Out With The Old, In With The New: My Relationship With My Birth Name
May 12, 2017 Jamey Alea 4 Comments
I don’t hear my birth name very often anymore. Shedding the burden of carrying my birth name with me seemed unattainable when I was just beginning the journey of changing it. A birth name might be just a short word—mine was only 6 letters!—but it can be a surprisingly heavy load to bear. For a long time, it was a painful experience every time I heard it. I thought it would be that way forever. However, I’ve found that as time passes, my birth name is less of a burden and more of an oddity, like a remnant of an almost forgotten dream. I feel detached from it now, like it’s referring to a completely different person. And it’s a great feeling.
Changing one’s name is a huge milestone in a transgender person’s life. I’m very hesitant to label anything as a universally shared experience by everyone in the transgender community because everybody’s journey of gender exploration and expression is very unique. Trans issues are very different for trans men, trans women, and non-binary folks—and even within those categories, different people may have drastically different roadmaps depending on how they want to transition (or not transition, as the case may be)! However, choosing a new name is probably one of the most commonly shared experiences. In my experience, most (though not all) trans people eventually want to transition to a name that better expresses how they see themself and how they want others to see them.

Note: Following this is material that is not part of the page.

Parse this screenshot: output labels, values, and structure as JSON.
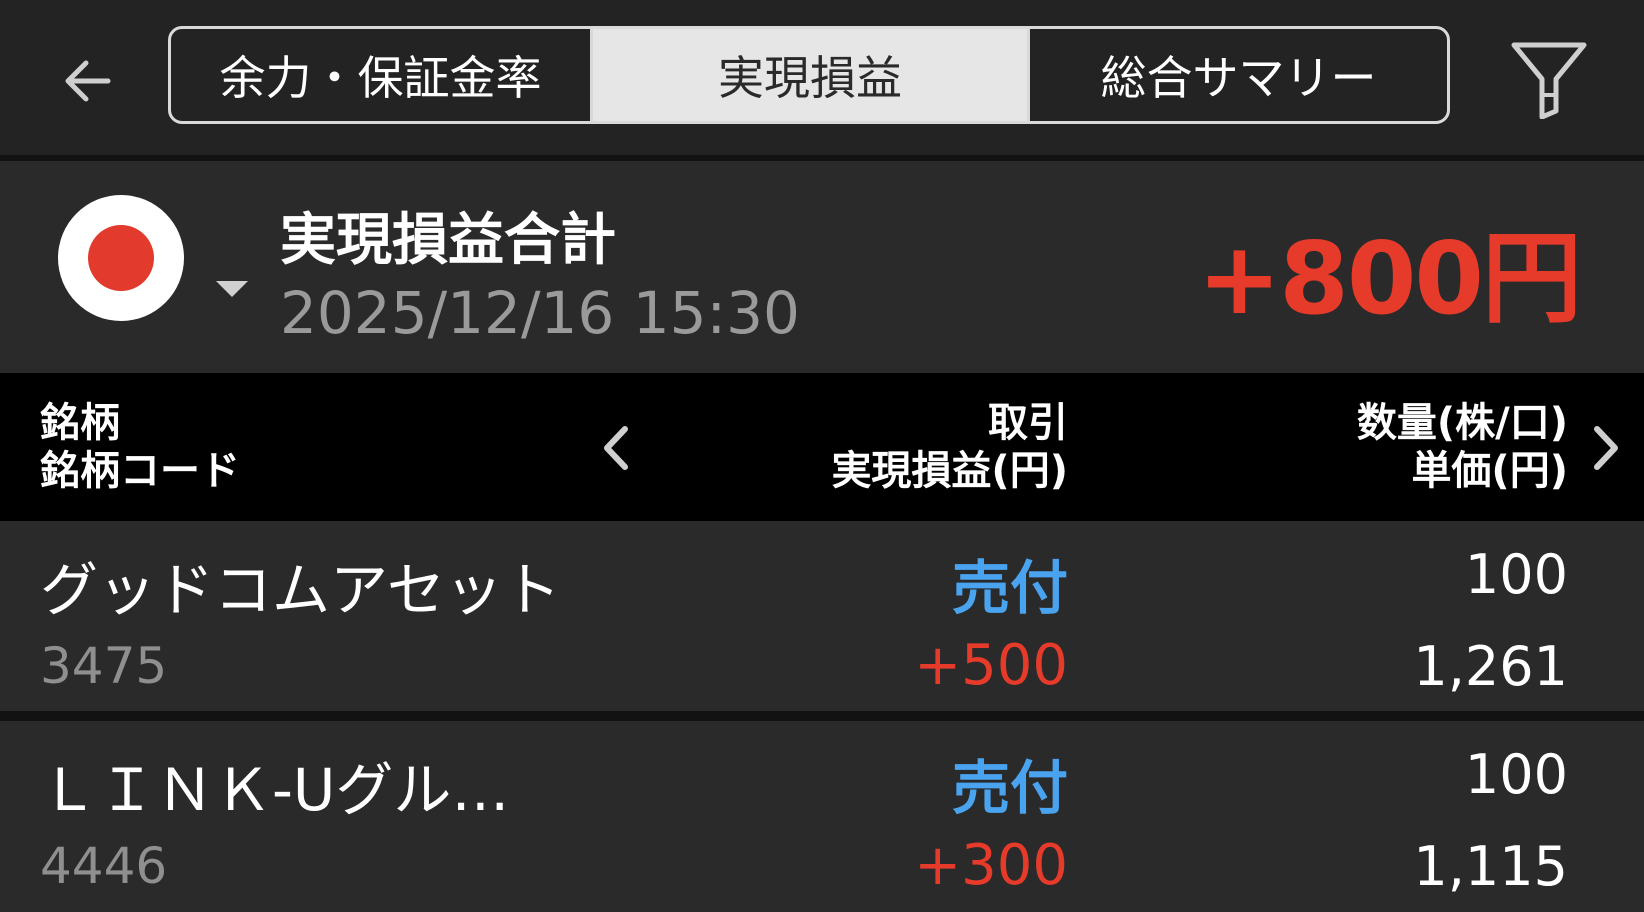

Deciding on a new name is a coming of age experience at its very core, even for people like myself who don’t do it until later in life. It’s incredibly empowering to be able to decide what name fits you best. It feels like being reborn into the person you want to be, and being in control of your existence, your fate, and your future. In fact, it’s such a meaningful life event to me that I literally celebrate the day of my name change every year as sort of a second birthday.
However, before I could get to all those great feelings I just waxed poetic about, I had to wade through a lot of other less great feelings first: anxiety, indecision, self-consciousness. When I first came out as non-binary, I told people I wasn’t planning on changing my name. But then, I found myself becoming less and less comfortable with the way that name fit me, mirroring my discomfort with my body and my pronouns. A name is a big deal, representing both one’s internal sense of self and their projection of self out into the rest of the world. Besides, have you ever thought about how often you have to hear or look at your own name in an average day? Spoiler alert: It’s a lot, and when you have a name that doesn’t feel comfortable to you, it’s a near constant reminder of that discomfort.

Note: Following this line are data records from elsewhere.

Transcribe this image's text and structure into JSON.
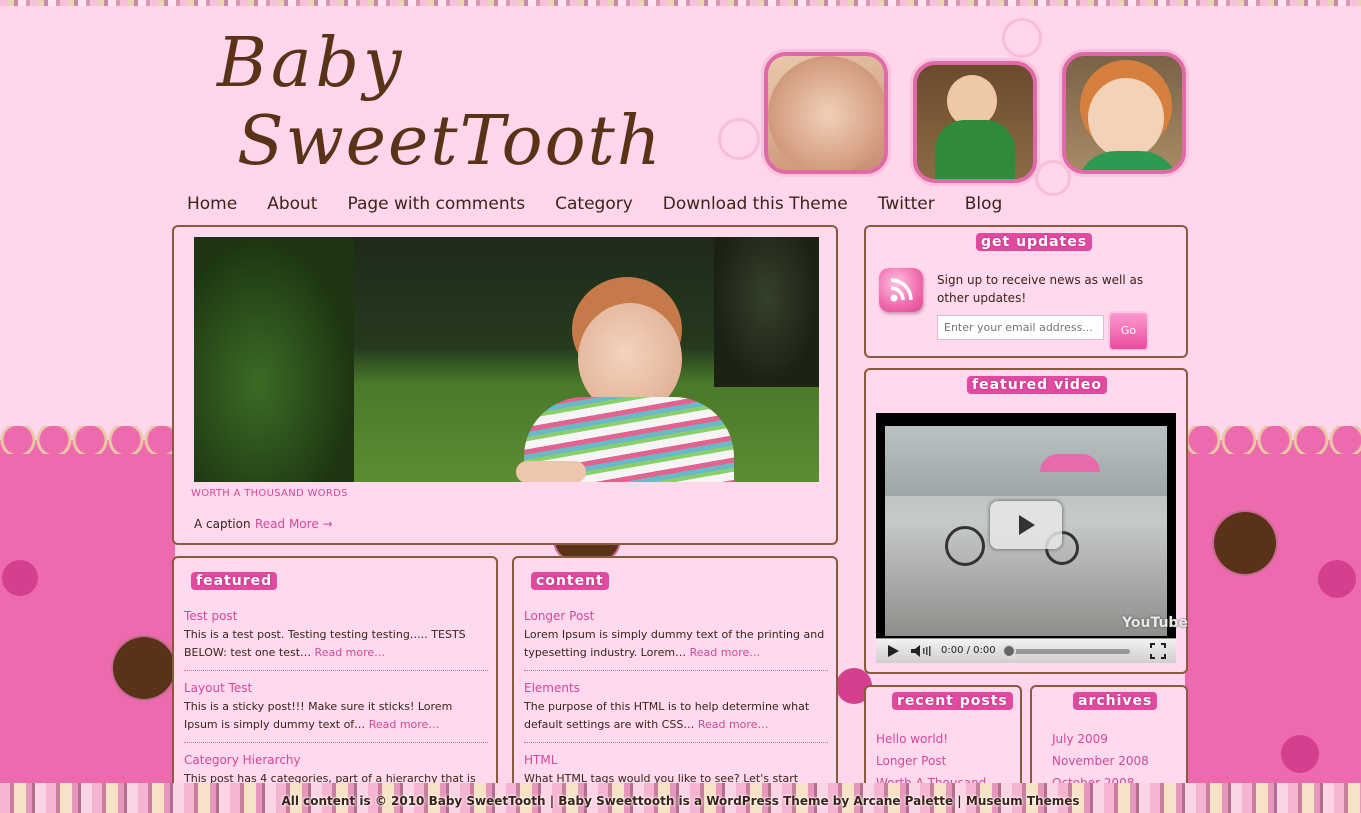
{
  "site": {
    "title_line1": "Baby",
    "title_line2": "SweetTooth"
  },
  "nav": {
    "items": [
      "Home",
      "About",
      "Page with comments",
      "Category",
      "Download this Theme",
      "Twitter",
      "Blog"
    ]
  },
  "hero": {
    "tag": "WORTH A THOUSAND WORDS",
    "caption": "A caption",
    "read_more": "Read More →"
  },
  "featured": {
    "title": "featured",
    "posts": [
      {
        "title": "Test post",
        "text": "This is a test post. Testing testing testing….. TESTS BELOW: test one test…",
        "more": "Read more…"
      },
      {
        "title": "Layout Test",
        "text": "This is a sticky post!!! Make sure it sticks! Lorem Ipsum is simply dummy text of…",
        "more": "Read more…"
      },
      {
        "title": "Category Hierarchy",
        "text": "This post has 4 categories, part of a hierarchy that is",
        "more": ""
      }
    ]
  },
  "content": {
    "title": "content",
    "posts": [
      {
        "title": "Longer Post",
        "text": "Lorem Ipsum is simply dummy text of the printing and typesetting industry. Lorem…",
        "more": "Read more…"
      },
      {
        "title": "Elements",
        "text": "The purpose of this HTML is to help determine what default settings are with CSS…",
        "more": "Read more…"
      },
      {
        "title": "HTML",
        "text": "What HTML tags would you like to see? Let's start",
        "more": ""
      }
    ]
  },
  "updates": {
    "title": "get updates",
    "text": "Sign up to receive news as well as other updates!",
    "email_placeholder": "Enter your email address...",
    "go": "Go"
  },
  "video": {
    "title": "featured video",
    "time": "0:00 / 0:00",
    "watermark": "YouTube"
  },
  "recent": {
    "title": "recent posts",
    "items": [
      "Hello world!",
      "Longer Post",
      "Worth A Thousand"
    ]
  },
  "archives": {
    "title": "archives",
    "items": [
      "July 2009",
      "November 2008",
      "October 2008"
    ]
  },
  "footer": {
    "copyright": "All content is © 2010 Baby SweetTooth",
    "theme": "Baby Sweettooth is a WordPress Theme by Arcane Palette",
    "sep": "|",
    "museum": "Museum Themes"
  },
  "colors": {
    "background": "#ffd6ec",
    "accent": "#d04a98",
    "brown": "#5a3218"
  }
}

In those early days, I felt very worried about what other people would think. Would they think I was weird for changing it, especially after I had said I wasn’t going to? Would I be seen as that loser who chooses their own nickname and tries to force everyone else to use it? Would people even ever use my new name, or would I be stuck in a weird halfway state with two different names forever? Even introducing myself to new people with my new name caused anxiety to pulse through me. I was weirdly sure that even strangers would somehow be able to sense my uneasiness and question the legitimacy of my name.

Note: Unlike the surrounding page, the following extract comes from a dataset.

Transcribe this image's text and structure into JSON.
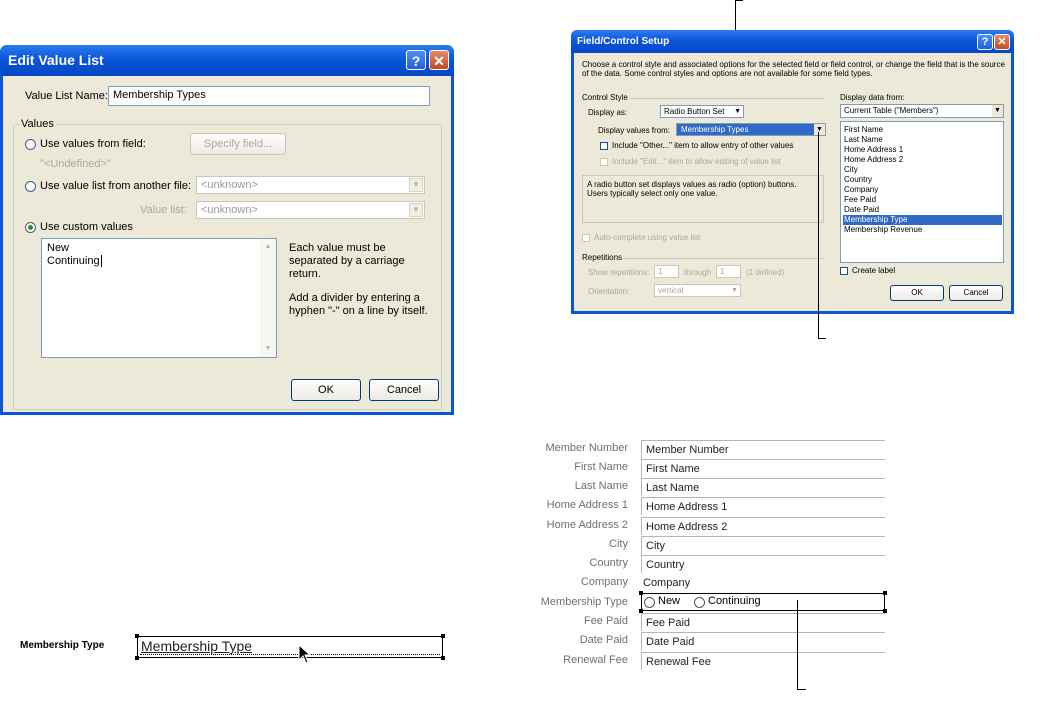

I was lucky because I knew exactly what name felt right to me on the first try, but I’ve had friends who have had to try several different names before settling on one that fit them. Figuring out a new name that suits you often requires experimentation, since it’s really hard to know if it feels right until you hear other people using it. This only amplifies the anxieties because then you’re either still stuck with a name that’s not quite right or you feel like the annoying kid who keeps changing their name, like everyone else is thinking, “Why don’t they just pick one already?” I experienced some of that anxiety when I just started spelling it “Jamey” instead of “Jamie,” even though changing the preferred spelling of a shortened version of one’s name is a really normal thing that you definitely don’t have to be trans to do.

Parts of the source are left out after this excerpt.